I am currently working on an ML experiment where I use a nested 5-cross validation procedure and obtain a NDCG@10 scores for each test user. I am comparing 6 different ML algorithms and have data for around 10,000 users.
My cross-validation process involves training 6 different models that naturally share some training data. I end up with evaluation scores from 5 folds, each containing different test users. Essentially, I have one dataset, but due to the cross-validation procedure, I obtain evaluation scores from models trained on partially overlapping training datasets for each test fold.
Here are two approaches I consider with the aim of testing for statistical significance between the 6 ML models:
1. Performing Statistical Tests for Each Fold Separately:
- Conduct statistical tests comparing the 6 models for each of the 5 test folds separately.
- Use the evaluation scores of the users in each fold to perform a Friedman test, followed by a Nemenyi post-hoc test for all pairwise model comparisons.
- Combine the resulting p-values of the post-hoc test using Stouffer’s method (Z-transform test).
2. Treating All Test Folds as Independent Datasets:
- Treat the 5 test folds as independent datasets and conduct statistical tests on the average evaluation score per dataset.
- For each ML model, test for the statistical significance of the average users’ evaluation scores across the 5 datasets.
- Use Friedman test and Nemenyi post-hoc test and no need to combine p-values.
I have read various literature on this topic, but as I am new to this field, I am confused about the best approach to take.

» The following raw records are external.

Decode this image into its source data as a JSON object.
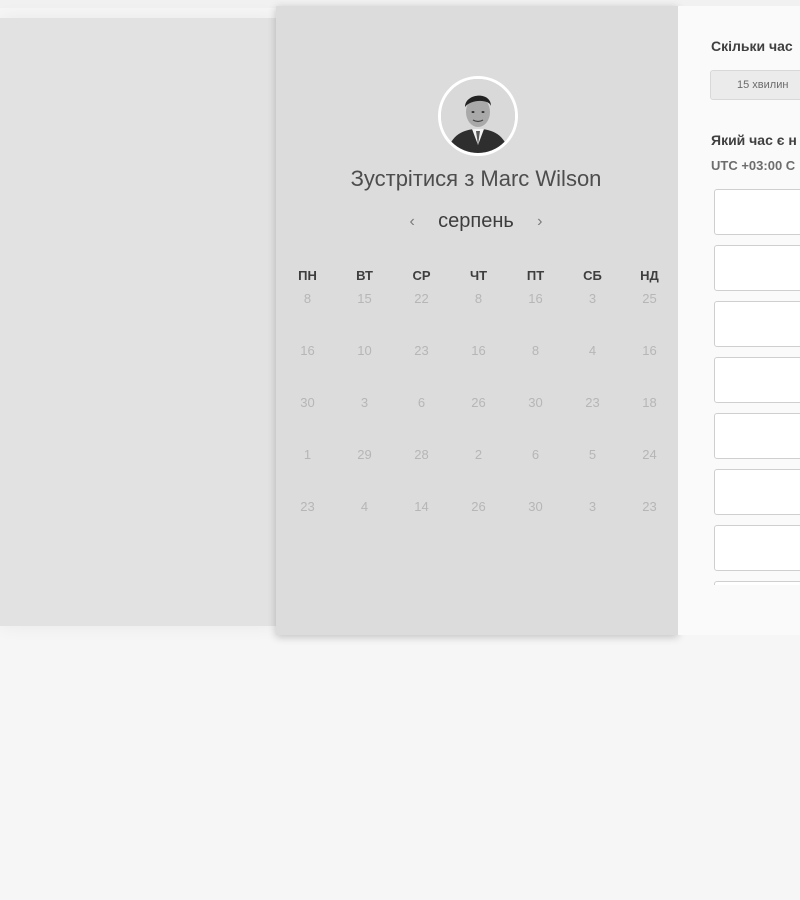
{
  "host": {
    "meet_title": "Зустрітися з Marc Wilson"
  },
  "calendar": {
    "month": "серпень",
    "weekdays": [
      "ПН",
      "ВТ",
      "СР",
      "ЧТ",
      "ПТ",
      "СБ",
      "НД"
    ],
    "days": [
      [
        "8",
        "15",
        "22",
        "8",
        "16",
        "3",
        "25"
      ],
      [
        "16",
        "10",
        "23",
        "16",
        "8",
        "4",
        "16"
      ],
      [
        "30",
        "3",
        "6",
        "26",
        "30",
        "23",
        "18"
      ],
      [
        "1",
        "29",
        "28",
        "2",
        "6",
        "5",
        "24"
      ],
      [
        "23",
        "4",
        "14",
        "26",
        "30",
        "3",
        "23"
      ]
    ]
  },
  "duration": {
    "title": "Скільки час",
    "option": "15 хвилин"
  },
  "time": {
    "title": "Який час є н",
    "timezone": "UTC +03:00 C"
  },
  "slots_count": 8
}
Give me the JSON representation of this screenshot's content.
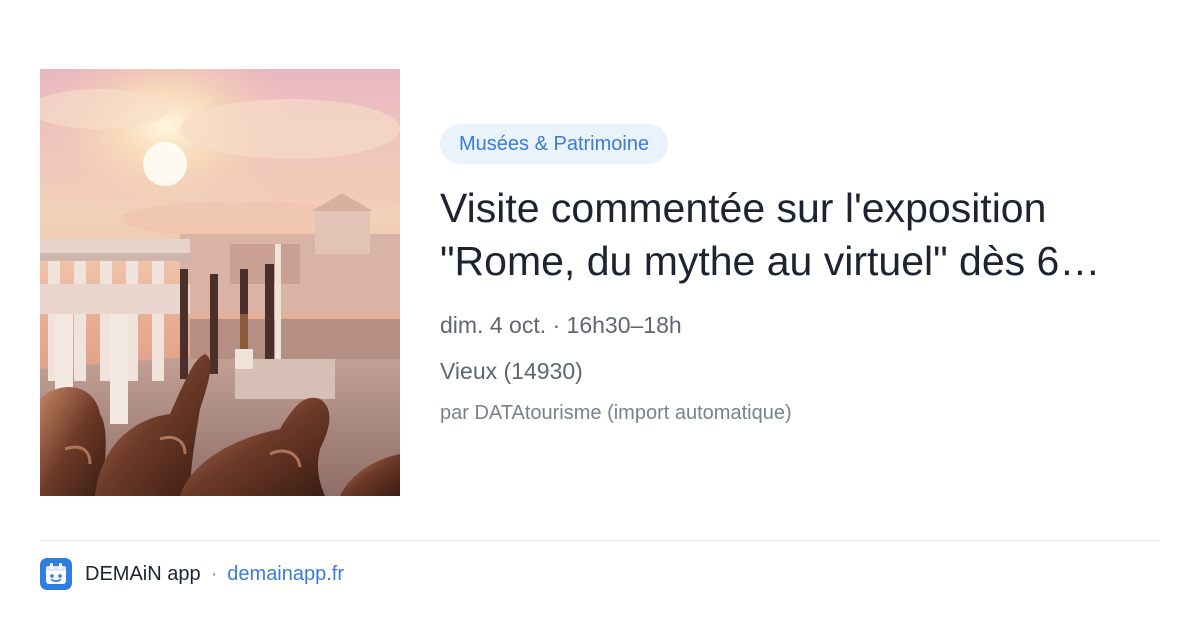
{
  "event": {
    "category": "Musées & Patrimoine",
    "title": "Visite commentée sur l'exposition \"Rome, du mythe au virtuel\" dès 6…",
    "date": "dim. 4 oct. · 16h30–18h",
    "location": "Vieux (14930)",
    "source": "par DATAtourisme (import automatique)",
    "image": "rome-virtual-forum-photo"
  },
  "footer": {
    "app_name": "DEMAiN app",
    "separator": "·",
    "domain": "demainapp.fr",
    "icon": "demain-app-icon"
  },
  "colors": {
    "accent": "#3a7bd5",
    "tag_background": "#eaf2fb",
    "title": "#1d2330",
    "meta": "#5f6673"
  }
}
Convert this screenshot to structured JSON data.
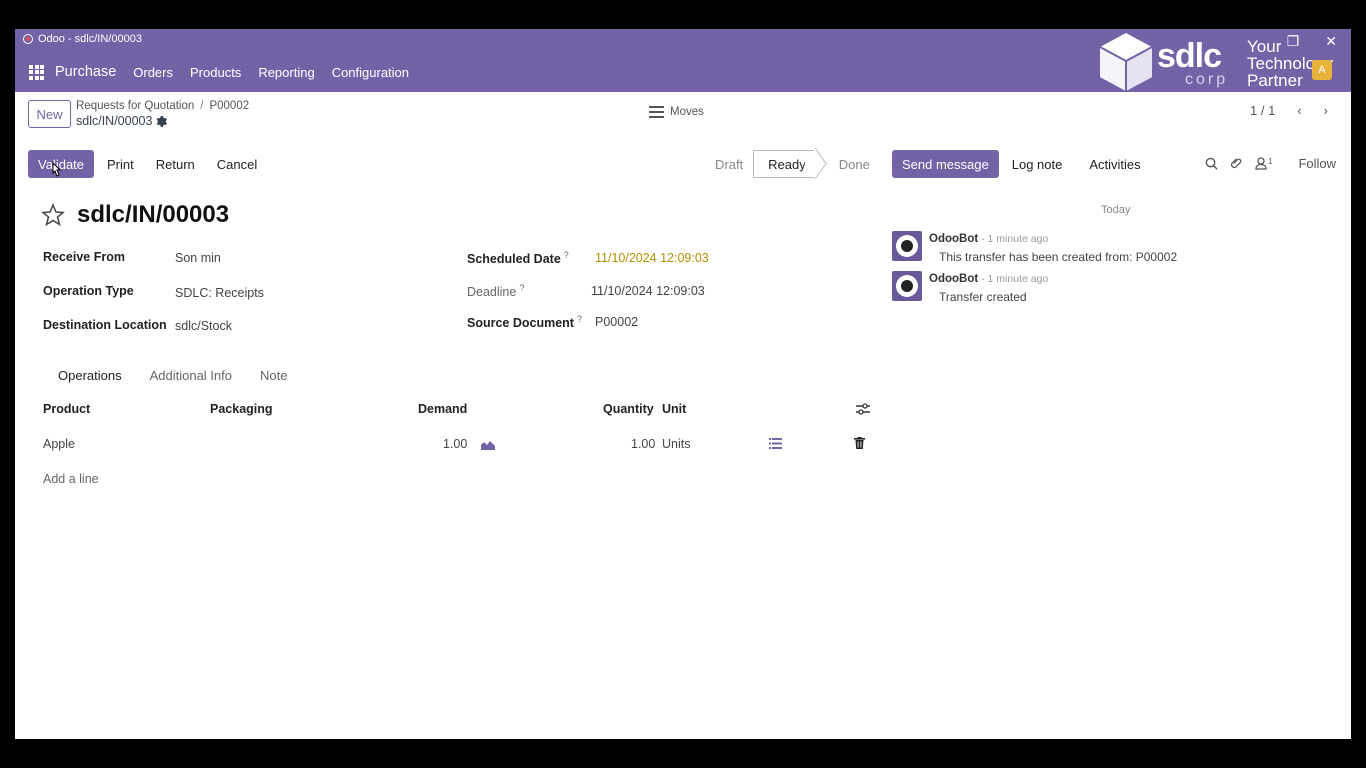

Could someone provide guidance for my nested cross validation procedure? Any advice or references to relevant literature would be greatly appreciated, I am a beginner!
In short:
- Nested 5-Fold CV resulting in evaluation scores for 5 test folds, where each test fold contains different users.
- Inner CV trains partly on overlapping training instances.
- 6 ML models
- All-Pairwise Multiple Comparison of ML models
- How to deal with users' evaluation scores from 5 test folds and statistical significance testing for 6 different ML algorithms?